The initial concerns were because the cells are not from the patient themselves—the cells are from donors. Across the board there might be concerns of rejection and what's called graft-versus-host disease and things like that. So far, I don't think in the trial they've come up with such side effects to any significant extent. What I don't know is whether they've come up with a good result yet. Is it looking like the benefits of taking off-the-shelf CAR T cells are as good as autologous CAR T cells, meaning patients’ own CAR T cells? I think that remains to be seen. If they are, then it's much easier to use off-the-shelf CAR T cells. Maybe at the American Society of Hematology annual meeting in December we will see more data.
AJMC®: How is COVID-19 affecting the clinical trial process for CAR T cell therapy?
Siddiqi: When the pandemic kind of started surging early in the year, and when we went into lockdown mode from March onward, we and other centers across the country took a lot of steps to slow down our clinical trial enrollment. Our staff started staggering who would come into work which day of the week and who could work from home. For those in the clinical trials office, there was a lot of need for safety and logistical reasons for us to slow down enrollment onto clinical trials. And there were other questions, such as, who would take care of patients at home once we discharged them after they received CAR T cells? What if their caregivers were exposed and got sick? Logistically, it was difficult to safely do many trials, especially CAR T cell trials and transplants earlier in the year.
Since the end of summer, we ramped up again, and we're now doing as many transplants and CAR T cells as we were probably doing last year. So, we're pretty much all the way up again, but I don't know how this winter will go because COVID is surging again.
As far as just CAR T cells themselves, we had to also think about travel for the cells because Juno Therapeutics is in Seattle, and Kite Pharma is here in Los Angeles, but Novartis is elsewhere. Just the movement of these cells was a concern because of travel restrictions during COVID-19. But as far as I know, the companies did not lose that commitment—they told us, we’ll get the cells to you, we will find a way to do it.
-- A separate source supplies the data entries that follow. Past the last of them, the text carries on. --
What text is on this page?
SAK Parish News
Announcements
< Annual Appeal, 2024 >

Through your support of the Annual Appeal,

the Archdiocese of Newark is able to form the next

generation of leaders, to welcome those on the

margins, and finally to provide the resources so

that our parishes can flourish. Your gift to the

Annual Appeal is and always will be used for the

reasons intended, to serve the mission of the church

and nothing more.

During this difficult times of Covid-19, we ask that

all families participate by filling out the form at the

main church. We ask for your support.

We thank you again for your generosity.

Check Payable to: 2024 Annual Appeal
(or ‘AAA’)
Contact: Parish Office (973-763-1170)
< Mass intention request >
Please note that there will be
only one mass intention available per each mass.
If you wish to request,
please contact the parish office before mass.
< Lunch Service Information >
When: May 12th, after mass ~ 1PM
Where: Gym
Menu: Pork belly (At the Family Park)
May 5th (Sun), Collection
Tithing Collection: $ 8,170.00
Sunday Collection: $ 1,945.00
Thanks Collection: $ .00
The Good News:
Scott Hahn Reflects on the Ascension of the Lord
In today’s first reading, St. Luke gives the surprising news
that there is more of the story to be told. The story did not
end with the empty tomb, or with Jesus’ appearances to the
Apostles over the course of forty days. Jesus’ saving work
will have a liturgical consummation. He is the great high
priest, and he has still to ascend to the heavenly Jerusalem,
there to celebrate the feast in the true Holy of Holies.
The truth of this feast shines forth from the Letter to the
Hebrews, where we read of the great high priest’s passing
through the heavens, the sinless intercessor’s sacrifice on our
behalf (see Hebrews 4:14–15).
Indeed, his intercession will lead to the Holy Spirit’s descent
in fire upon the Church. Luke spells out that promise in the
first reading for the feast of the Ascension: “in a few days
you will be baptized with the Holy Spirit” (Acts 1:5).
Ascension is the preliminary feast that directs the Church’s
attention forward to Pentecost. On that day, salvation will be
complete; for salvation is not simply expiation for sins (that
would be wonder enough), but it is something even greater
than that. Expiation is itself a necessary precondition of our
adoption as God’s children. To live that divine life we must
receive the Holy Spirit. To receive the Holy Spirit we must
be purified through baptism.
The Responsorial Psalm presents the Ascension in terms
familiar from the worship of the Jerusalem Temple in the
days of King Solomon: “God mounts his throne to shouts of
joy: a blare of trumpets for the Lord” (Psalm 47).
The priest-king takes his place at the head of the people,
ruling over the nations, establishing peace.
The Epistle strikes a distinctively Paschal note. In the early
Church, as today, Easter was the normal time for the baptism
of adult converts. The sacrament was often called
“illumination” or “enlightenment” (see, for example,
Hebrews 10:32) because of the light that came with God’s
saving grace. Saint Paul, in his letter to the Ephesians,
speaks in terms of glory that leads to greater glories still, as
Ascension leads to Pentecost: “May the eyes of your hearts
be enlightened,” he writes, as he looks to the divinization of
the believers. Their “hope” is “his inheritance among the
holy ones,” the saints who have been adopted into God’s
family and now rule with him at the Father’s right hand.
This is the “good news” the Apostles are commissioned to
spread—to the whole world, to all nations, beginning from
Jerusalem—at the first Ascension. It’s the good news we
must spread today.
I don't think any patients went without cells who should have received cells.
AJMC®: What advice do you have for community oncologists interested in CAR T cell therapy for their patients?
Siddiqi: There’s good news for community physicians. We may soon have a therapeutic option of liso-cel CAR T cell therapy which seems to have lesser side effects. So, this might make things cheaper due to less need for hospitalization potentially without compromising the chance of cure. We want these patients to try CAR T cell therapy sooner rather than later in their relapses. You can always try multiple cycles of chemotherapy at some other time if you relapse again, but if you can be cured with CAR T cells such that you never need treatment again, why not try that first? For the patients who respond well to CAR T cells, the treatment works extremely well. And that's the Holy Grail – to find the cure for all patients.
Maybe only half the patients will currently have a very good and durable response—but those patients may never relapse again. So why not try it sooner rather than later? And of course, we're always looking for trial patients, because now we need to improve these results even further. So, community oncologists should also refer for trials, because I think that it’s very important to have trials with different combinations—CAR T cells plus another immunotherapy agent—to see if we can improve upon the response rates even more.